Now, lets try a similar experiment with Egon Schiele, who I have less exposure of. Again, I’ll start by looking at some images:
The visual tool that Schiele created and that demonstrates his artistic originality, in fact mastery, was his personal line. He also mastered the art of emphasis and omission. More than any other graphic artist, Schiele managed to convey both shapes and emotions with mere drawings, often using nothing but outlines. Without question Schiele as a draughtsman holds a unique position within Expressionism. Nobody else has created lines in such a masterly and expressive way: sharply rigid or supple, constructive or fragile, brittle, nervous, scrawled or tense, intermittent or strident.
Schiele expert Rudolf Leopold,
“Head of a Woman,” from the same collection, is an example of how Schiele managed to capture emotions with a few lines, through emphasis and omission.
So: His style is based heavily in stylised line drawing that picks out character over pure realistic reproduction. Colour seems to be applied lightly and to emphasise the overall line drawing. Further, he seems to provide very little context in his figurative work, concentrating primarily on the subject(s).
This approach is similar in essence to some of the drawings I was doing in the Landscape section:
In fact, the similarity was something my tutor commented on in my feedback. So, a drawing in this style would need to start with a strong line drawing which showed the subject’s character. Then add subtle colour to emphasise the image. Given my challenges with going straight to line drawings I suspect I would need to use a light pencil under drawing. Whether to erase this before applying colour will be an interesting choice to consider.
As with Maggi Hambling I decided to try an initial experiment. I did a light pencil under drawing, then went over it with a dark line and finally added colour. I erased the pencil under drawing once the ink had been applied, as the paper had managed to get quite dirty in the process. I chose to use the Trois Crayon colours on a tan toned paper – as much because I have been using this palette as anything.

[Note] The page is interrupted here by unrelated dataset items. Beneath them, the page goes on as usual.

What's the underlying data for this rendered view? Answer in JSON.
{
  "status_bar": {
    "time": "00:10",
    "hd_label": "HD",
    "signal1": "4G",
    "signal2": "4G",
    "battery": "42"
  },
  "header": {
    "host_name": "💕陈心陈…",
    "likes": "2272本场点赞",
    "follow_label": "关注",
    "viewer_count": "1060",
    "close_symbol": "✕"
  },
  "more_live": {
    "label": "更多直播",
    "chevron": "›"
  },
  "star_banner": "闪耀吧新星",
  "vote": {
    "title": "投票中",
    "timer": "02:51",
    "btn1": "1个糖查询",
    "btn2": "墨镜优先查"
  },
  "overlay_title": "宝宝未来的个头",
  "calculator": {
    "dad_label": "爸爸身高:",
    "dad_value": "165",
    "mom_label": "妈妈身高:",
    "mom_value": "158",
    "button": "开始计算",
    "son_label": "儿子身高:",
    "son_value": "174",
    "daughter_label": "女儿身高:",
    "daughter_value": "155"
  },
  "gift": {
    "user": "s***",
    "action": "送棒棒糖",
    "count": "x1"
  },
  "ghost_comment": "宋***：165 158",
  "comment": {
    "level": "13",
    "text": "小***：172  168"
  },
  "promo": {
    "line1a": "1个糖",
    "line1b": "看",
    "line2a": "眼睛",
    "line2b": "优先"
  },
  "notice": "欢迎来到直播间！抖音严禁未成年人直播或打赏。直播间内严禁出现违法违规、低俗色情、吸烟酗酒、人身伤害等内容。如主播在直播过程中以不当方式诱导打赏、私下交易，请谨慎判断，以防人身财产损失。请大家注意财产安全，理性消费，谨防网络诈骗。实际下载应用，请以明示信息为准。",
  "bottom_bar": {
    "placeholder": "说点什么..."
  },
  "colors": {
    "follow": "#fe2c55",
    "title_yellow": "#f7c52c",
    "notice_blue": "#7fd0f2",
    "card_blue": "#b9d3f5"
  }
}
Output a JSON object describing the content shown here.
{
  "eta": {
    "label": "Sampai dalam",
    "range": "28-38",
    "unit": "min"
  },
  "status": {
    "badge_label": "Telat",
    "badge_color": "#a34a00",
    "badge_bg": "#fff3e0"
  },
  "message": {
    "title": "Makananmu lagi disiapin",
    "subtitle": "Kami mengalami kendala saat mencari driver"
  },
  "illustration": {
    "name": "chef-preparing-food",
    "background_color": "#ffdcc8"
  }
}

There are significant issues in the image – the most obvious one being the head is slightly too small for the body. I’ve also over used colour to really be consistent with Schiele’s style. As an approach, however, it definitely has potential. Possibly the next best experiment would be to try with ink or water colour.
Another area for consideration is how to get more character into the image. Schiele’s and Maggi Hambling’s styles feel like the sitter’s character is shining through. (Along with the artist’s style and approach.) In comparison this image is somewhat bland.